Quando scese dal treno, si guardò intorno spaesata. Era un caldo pomeriggio di sole, il cemento pareva ribollire sotto i suoi piedi. La stazione era affollata, tutti passando la strattonavano e lei per poco non cadde a terra. Lui le aveva detto che si sarebbero incontrati sotto l’enorme orologio della stazione. Lei si diresse al luogo prestabilito ed attese sotto i raggi cocenti che, come lunghe dita dalle unghie dorate, le graffiavano la pelle.
Dopo qualche minuto, vide da lontano avvicinarsi un ragazzo molto alto, dall’aria familiare.
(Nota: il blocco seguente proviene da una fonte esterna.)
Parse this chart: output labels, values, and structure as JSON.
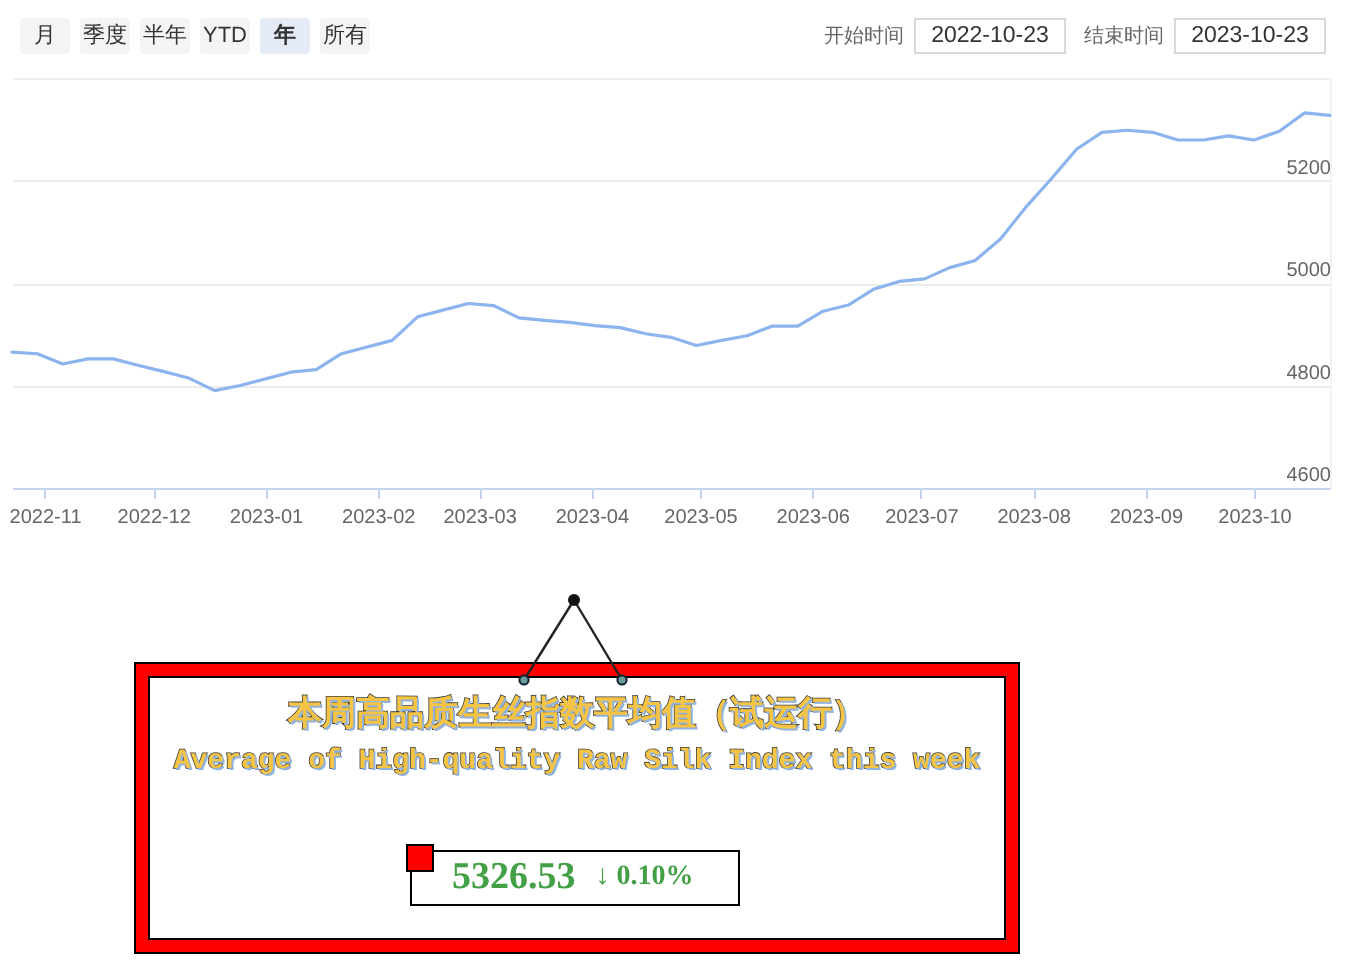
{
  "chart_data": [
    {
      "type": "line",
      "annotations": [
        "月",
        "季度",
        "半年",
        "YTD",
        "年",
        "所有",
        "开始时间",
        "2022-10-23",
        "结束时间",
        "2023-10-23"
      ],
      "x": [
        "2022-10-23",
        "2022-10-30",
        "2022-11-06",
        "2022-11-13",
        "2022-11-20",
        "2022-11-27",
        "2022-12-04",
        "2022-12-11",
        "2022-12-18",
        "2022-12-25",
        "2023-01-01",
        "2023-01-08",
        "2023-01-15",
        "2023-01-22",
        "2023-02-05",
        "2023-02-12",
        "2023-02-19",
        "2023-02-26",
        "2023-03-05",
        "2023-03-12",
        "2023-03-19",
        "2023-03-26",
        "2023-04-02",
        "2023-04-09",
        "2023-04-16",
        "2023-04-23",
        "2023-04-30",
        "2023-05-07",
        "2023-05-14",
        "2023-05-21",
        "2023-05-28",
        "2023-06-04",
        "2023-06-11",
        "2023-06-18",
        "2023-06-25",
        "2023-07-02",
        "2023-07-09",
        "2023-07-16",
        "2023-07-23",
        "2023-07-30",
        "2023-08-06",
        "2023-08-13",
        "2023-08-20",
        "2023-08-27",
        "2023-09-03",
        "2023-09-10",
        "2023-09-17",
        "2023-09-24",
        "2023-10-01",
        "2023-10-08",
        "2023-10-15",
        "2023-10-22"
      ],
      "values": [
        4865,
        4862,
        4842,
        4852,
        4852,
        4839,
        4827,
        4814,
        4790,
        4800,
        4813,
        4826,
        4831,
        4862,
        4888,
        4934,
        4947,
        4960,
        4956,
        4932,
        4927,
        4923,
        4917,
        4913,
        4901,
        4894,
        4878,
        4888,
        4897,
        4916,
        4916,
        4945,
        4957,
        4988,
        5003,
        5008,
        5030,
        5044,
        5086,
        5148,
        5203,
        5261,
        5294,
        5298,
        5294,
        5279,
        5279,
        5287,
        5279,
        5296,
        5332,
        5327
      ],
      "color": "#8cb4ef",
      "xlim": [
        "2022-10-23",
        "2023-10-22"
      ],
      "xticks": [
        "2022-11",
        "2022-12",
        "2023-01",
        "2023-02",
        "2023-03",
        "2023-04",
        "2023-05",
        "2023-06",
        "2023-07",
        "2023-08",
        "2023-09",
        "2023-10"
      ],
      "ylim": [
        4600,
        5400
      ],
      "yticks": [
        4600,
        4800,
        5000,
        5200,
        {
          "value": 5400,
          "label": null
        }
      ],
      "grid": "y"
    },
    {
      "type": "other",
      "title": "本周高品质生丝指数平均值（试运行）",
      "subtitle": "Average of High-quality Raw Silk Index this week",
      "annotations": [
        "5326.53",
        "↓ 0.10%"
      ]
    }
  ]
}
Era certa che fosse lui. Allora cominciò a camminargli incontro a testa alta, cercando un segnale nei suoi occhi. Il ragazzo l’aveva riconosciuta perché a sua volta la scrutava. Nel momento stesso in cui stavano per incrociarsi lei accennò un sorriso, ma lui le passò oltre. Solo le loro mani si sfiorarono. Una lacrima le rigò il volto e stette immobile, come pietrificata, sotto il cielo azzurro e crudele.
Marta non avrebbe potuto sognare in altro modo il primo incontro con “lui”. Un rumore provocato da un vicino passeggero l’aveva d’un tratto destata. Si rese conto di aver realmente raggiunto la meta, corse in bagno a sistemarsi e, quando venne il momento, scese dal treno.
Il vento le attraversava i capelli, il cielo era di un blu chiarissimo, il sole la accarezzava con delicatezza.
Si diresse verso l’orologio. Lui stava già lì ad aspettarla con le braccia incrociate, battendo il piede a terra per l’agitazione. Marta lo riconobbe subito e si fermò, come qualcuno che voglia soffermarsi ad assaporare la visione di un paesaggio, per guardarlo da lontano. Sentiva l’adrenalina correrle lungo tutto il corpo, il cuore le batteva all’impazzata, le dita le tremavano.
Quando si trovarono l’uno di fronte all’altro, le parole vennero meno e stettero a guardarsi, con lo stupore misto a paura di quelli che per la prima volta vedono il mare.
Si allontanarono fianco a fianco, mormorando qualche inutile parola, mentre dietro di loro il cielo si tingeva di rosso e il grande orologio muoveva la sua sottile lancetta nera.